Le Docteur J. Bentley Bobrow, et ses collègues de la Clinique Mayo à Scottsdale, en Arizona, ont cherché à savoir si le traitement des crises cardiaques avec une nouvelle méthode, MICR ( réanimation cardiaque interrompue de façon minimale par les services médicaux d'urgence, permettrait d'améliorer le taux de survie des arrêts cardiaques hors milieu hospitalier). Le protocole MICR a été évalué, à partir de la formation de 60 services du personnel médical d'urgence du corps des sapeurs-pompiers dans deux régions métropolitaines de l'Arizona qui ont participé à l'essai cette nouvelle méthode. Les résultats de l'étude ont été obtenus en comparant le taux de survie des patients qui ont effectivement reçu MICR avec celui des patients ayant reçu un protocole standard avancé d'assistance à la vie.
Il résulte de l'analyse de ce protocole que la survie global suite à l'épisode d'arrêt cardiaque, à la sortie de l'hôpital, a eu lieu pour 69 des 1799 patients (soit 3,8%) qui n'ont pas reçu MICR et pour 60 des 661 patients (soit 9,1%) qui ont reçu MICR. Le bénéfice étant plus grand pour les patients présentant une fibrillation ventriculaire avec un rythme cardiaque susceptible de recevoir un choc. La survie de ces patients est passée de 4,7% à 17,6%.
Avec cette nouvelle méthode, les premiers intervenants se désintéressent des premiers pas suivis dans le protocole standard: l'intubation (l'insertion d'un tube dans la trachée) pour la ventilation et livrer un choc au moyen d'un défibrillateur. Intuber le patient et attendre que le défibrillateur procède à une analyse prend un temps, dont la victime d'un arrêt cardiaque ne dispose absolument pas et qui peut lui être fatal. Les secouristes utilisent encore le défibrillateur pour, mais plutôt que d'attendre que l'appareil rende compte du rythme cardiaque, les intervenants peuvent commencer à dispenser les gestes de secours de rapidement.

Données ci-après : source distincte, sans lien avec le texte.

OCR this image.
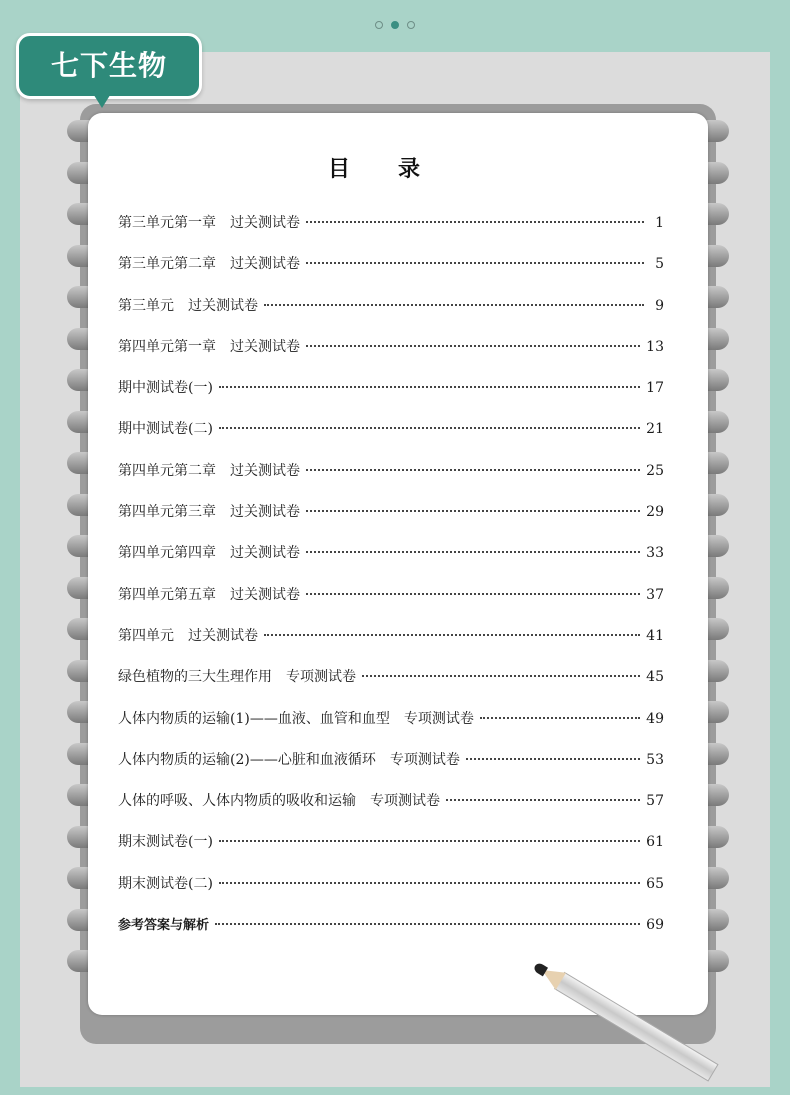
七下生物
目录
第三单元第一章　过关测试卷	1
第三单元第二章　过关测试卷	5
第三单元　过关测试卷	9
第四单元第一章　过关测试卷	13
期中测试卷(一)	17
期中测试卷(二)	21
第四单元第二章　过关测试卷	25
第四单元第三章　过关测试卷	29
第四单元第四章　过关测试卷	33
第四单元第五章　过关测试卷	37
第四单元　过关测试卷	41
绿色植物的三大生理作用　专项测试卷	45
人体内物质的运输(1)——血液、血管和血型　专项测试卷	49
人体内物质的运输(2)——心脏和血液循环　专项测试卷	53
人体的呼吸、人体内物质的吸收和运输　专项测试卷	57
期末测试卷(一)	61
期末测试卷(二)	65
参考答案与解析	69
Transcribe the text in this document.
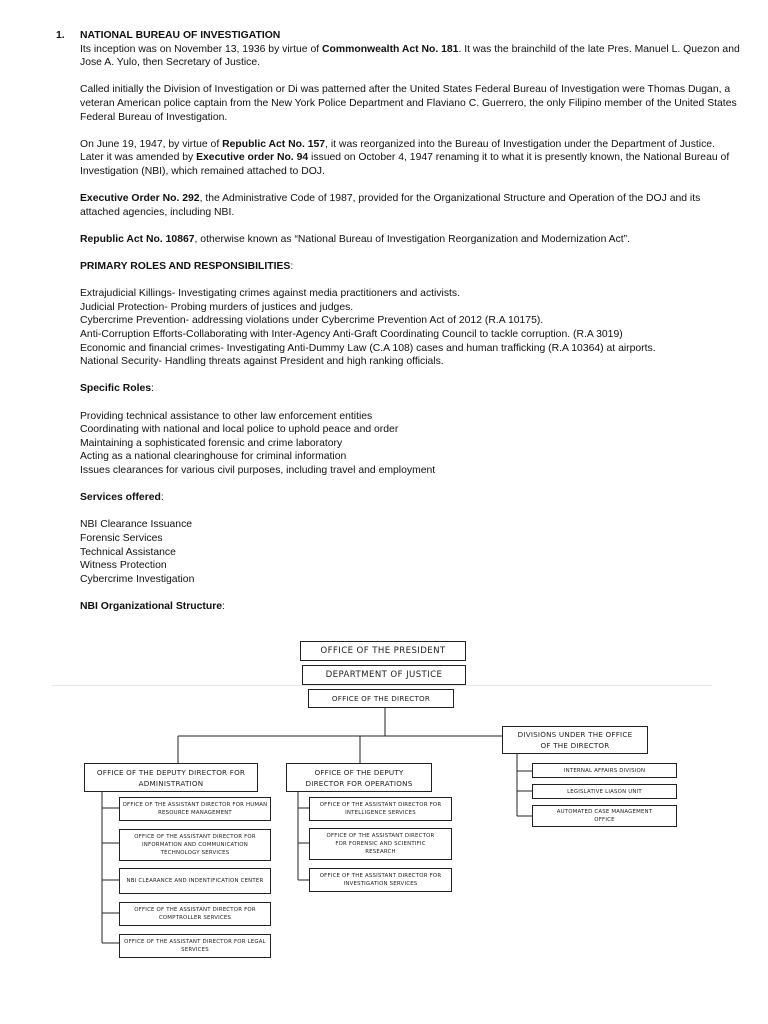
1. NATIONAL BUREAU OF INVESTIGATION

Its inception was on November 13, 1936 by virtue of Commonwealth Act No. 181. It was the brainchild of the late Pres. Manuel L. Quezon and Jose A. Yulo, then Secretary of Justice.

Called initially the Division of Investigation or Di was patterned after the United States Federal Bureau of Investigation were Thomas Dugan, a veteran American police captain from the New York Police Department and Flaviano C. Guerrero, the only Filipino member of the United States Federal Bureau of Investigation.

On June 19, 1947, by virtue of Republic Act No. 157, it was reorganized into the Bureau of Investigation under the Department of Justice. Later it was amended by Executive order No. 94 issued on October 4, 1947 renaming it to what it is presently known, the National Bureau of Investigation (NBI), which remained attached to DOJ.

Executive Order No. 292, the Administrative Code of 1987, provided for the Organizational Structure and Operation of the DOJ and its attached agencies, including NBI.

Republic Act No. 10867, otherwise known as “National Bureau of Investigation Reorganization and Modernization Act”.

PRIMARY ROLES AND RESPONSIBILITIES:
Extrajudicial Killings- Investigating crimes against media practitioners and activists.
Judicial Protection- Probing murders of justices and judges.
Cybercrime Prevention- addressing violations under Cybercrime Prevention Act of 2012 (R.A 10175).
Anti-Corruption Efforts-Collaborating with Inter-Agency Anti-Graft Coordinating Council to tackle corruption. (R.A 3019)
Economic and financial crimes- Investigating Anti-Dummy Law (C.A 108) cases and human trafficking (R.A 10364) at airports.
National Security- Handling threats against President and high ranking officials.
Specific Roles:
Providing technical assistance to other law enforcement entities
Coordinating with national and local police to uphold peace and order
Maintaining a sophisticated forensic and crime laboratory
Acting as a national clearinghouse for criminal information
Issues clearances for various civil purposes, including travel and employment
Services offered:
NBI Clearance Issuance
Forensic Services
Technical Assistance
Witness Protection
Cybercrime Investigation
NBI Organizational Structure:
OFFICE OF THE PRESIDENT
DEPARTMENT OF JUSTICE
OFFICE OF THE DIRECTOR
DIVISIONS UNDER THE OFFICE OF THE DIRECTOR
OFFICE OF THE DEPUTY DIRECTOR FOR ADMINISTRATION
OFFICE OF THE DEPUTY DIRECTOR FOR OPERATIONS
OFFICE OF THE ASSISTANT DIRECTOR FOR HUMAN RESOURCE MANAGEMENT
OFFICE OF THE ASSISTANT DIRECTOR FOR INFORMATION AND COMMUNICATION TECHNOLOGY SERVICES
NBI CLEARANCE AND INDENTIFICATION CENTER
OFFICE OF THE ASSISTANT DIRECTOR FOR COMPTROLLER SERVICES
OFFICE OF THE ASSISTANT DIRECTOR FOR LEGAL SERVICES
OFFICE OF THE ASSISTANT DIRECTOR FOR INTELLIGENCE SERVICES
OFFICE OF THE ASSISTANT DIRECTOR FOR FORENSIC AND SCIENTIFIC RESEARCH
OFFICE OF THE ASSISTANT DIRECTOR FOR INVESTIGATION SERVICES
INTERNAL AFFAIRS DIVISION
LEGISLATIVE LIASON UNIT
AUTOMATED CASE MANAGEMENT OFFICE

MICR se concentre sur l'optimisation du flux sanguin vers le cœur et le cerveau à travers une série d'interventions coordonnées, comprenant:
- Une première série de 200 compressions ininterrompues du thorax
- Une analyse du rythme avec un choc unique
- 200 compressions thoraciques immédiatement après le choc avant analyse de contrôle du pouls ou ré-analyse du rythme
- Le début de l'administration d'épinéphrine (adrénaline, utilisé pour stimuler le cœur)
- Le retardement de l'intubation endo-trachéale (ventilation des poumons à l'aide d'une trachée).
- Le succès de la méthode MIRC est crédité à la constante, sans interruption compressions thoraciques. Les compressions thoraciques sont capitales, car elles permettent d'approvisionner le cerveau en oxygène et ainsi éviter des lésions cérébrales qui peuvent être irréversibles.
Cette procédure est destinée à être utilisée uniquement par le personnel des services d'urgence, les témoins d'un arrêt cardiaque doivent effectuer un massage cardiaque (compressions thoraciques et insufflation) jusqu'à l'arrivée des secouristes.
Depuis le décret du 4 mai 2007, toute personne même non médecin, est habilité à utiliser un défibrillateur automatisé externe (aussi bien semi-automatique qu'entièrement automatique).
Les arrêts cardiaques hors services hospitaliers, représentent la deuxième cause de décès aux Etats-Unis, prenant la vie à 490 000 Américains chaque année. Selon l'Académie nationale de médecine, le taux de survie chez les victimes d'arrêt cardiaque hors milieu hospitalier est inférieur à 3% en France.
Avec cette nouvelle méthode utilisant MICR, vient alors un nouvel espoir de voire des milliers de vies sauvées chaque année.